Deshaun Watson’s Accusers Are Credible
The mountain of reporting from multiple outlets independently verifying the stories of these women tells us that any institution with an obligation to send the right signal cannot take Watson at his word. It takes a lot to believe the word of one person over 20-plus people.
Some of Watson’s accusers are hoping to remind the NFL, at least for one week, of his behavior. Several of them will be attending the game.
Despite the number and credibility of the accusers, the Cleveland Browns never reached out to any of the alleged victims — explaining that their lawyers advised them against it — even though a number of the accusers were not pursuing justice through the criminal system. This also did not prevent the NFL from reaching out and interviewing a few of the accusers.
Instead, the Browns hired private investigators and talked to Watson’s legal team, headed up by the same lawyer who flippantly dismissed the accusers by noting that many massages have “happy endings.”
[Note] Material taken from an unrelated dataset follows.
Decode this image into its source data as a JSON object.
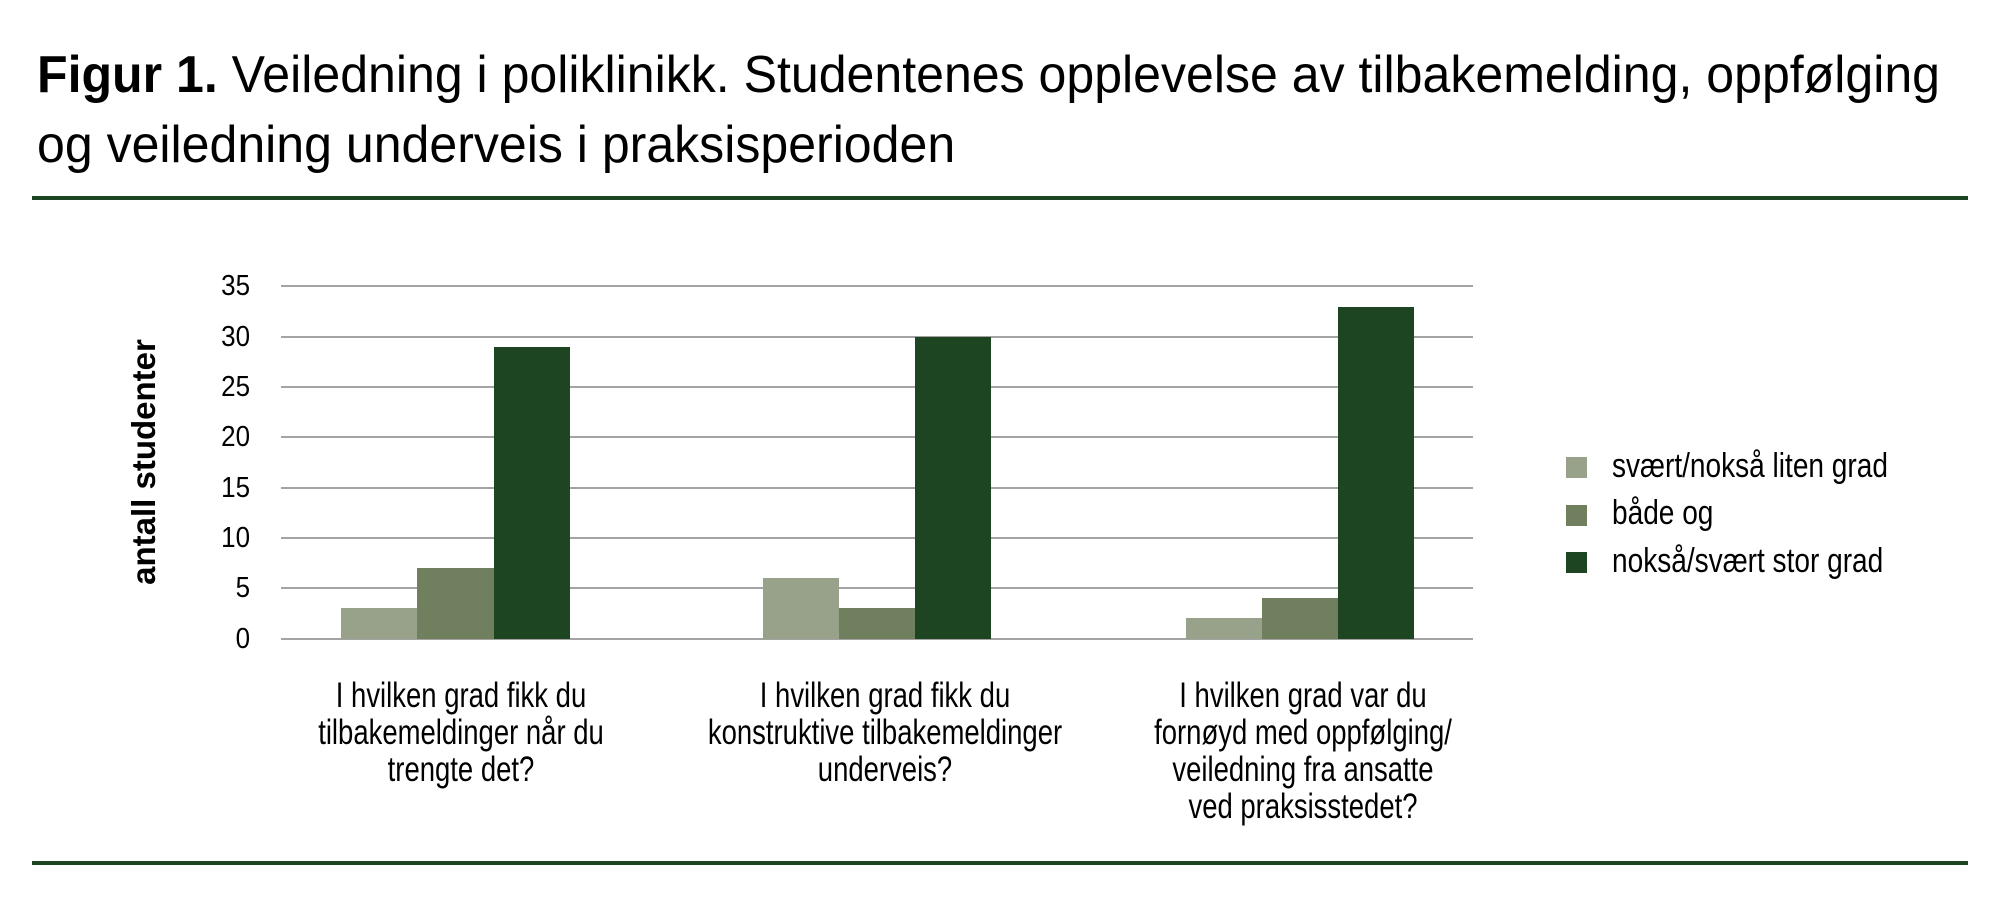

Deshaun Watson’s Apologies and ‘Remorse’ Ring Hollow
The reminder that Watson was guaranteed nearly a quarter-billion dollars after allegedly engaging in sexual misconduct against over two dozen women is sickening, and so is the fact that Watson showcased neither remorse for his behavior nor an appreciation for the systemic issues at play.
His initial response in May was to say he had no regrets, and he later demonstrated a lack of remorse in arbitration with the NFL. Judge Sue Robinson noted that “Mr. Watson’s pattern of conduct is more egregious than any before reviewed by the NFL.”
Watson would later go on to state that he actually did have remorse for how the situation unfolded but protested even a six-game suspension, much less the 11-game suspension that was eventually handed down.
After the NFL had announced the conclusions of their disciplinary process, Watson said, “I take accountability for the decisions I made,” in a statement without explaining what it means to “take accountability” besides saying the word “accountability” once in a public statement.
The closest thing to accountability, counseling, is something he’s publicly pushed back on. Even while maintaining his innocence, Watson could have emphasized the importance of public awareness of sexual violence, the difficulties inherent in the legal system, and the seriousness of the issue.
Instead, we see someone resentful of how his behavior has impacted those around him get the chance to make millions of dollars in front of the very crowd of people he betrayed, in their hometown.
As Diana Moskovitz of the Defector wrote, “This is a story about how our criminal justice system works, how our courts work, how power works.”
Deshaun Watson suiting up on Sunday tells us exactly how that story played out.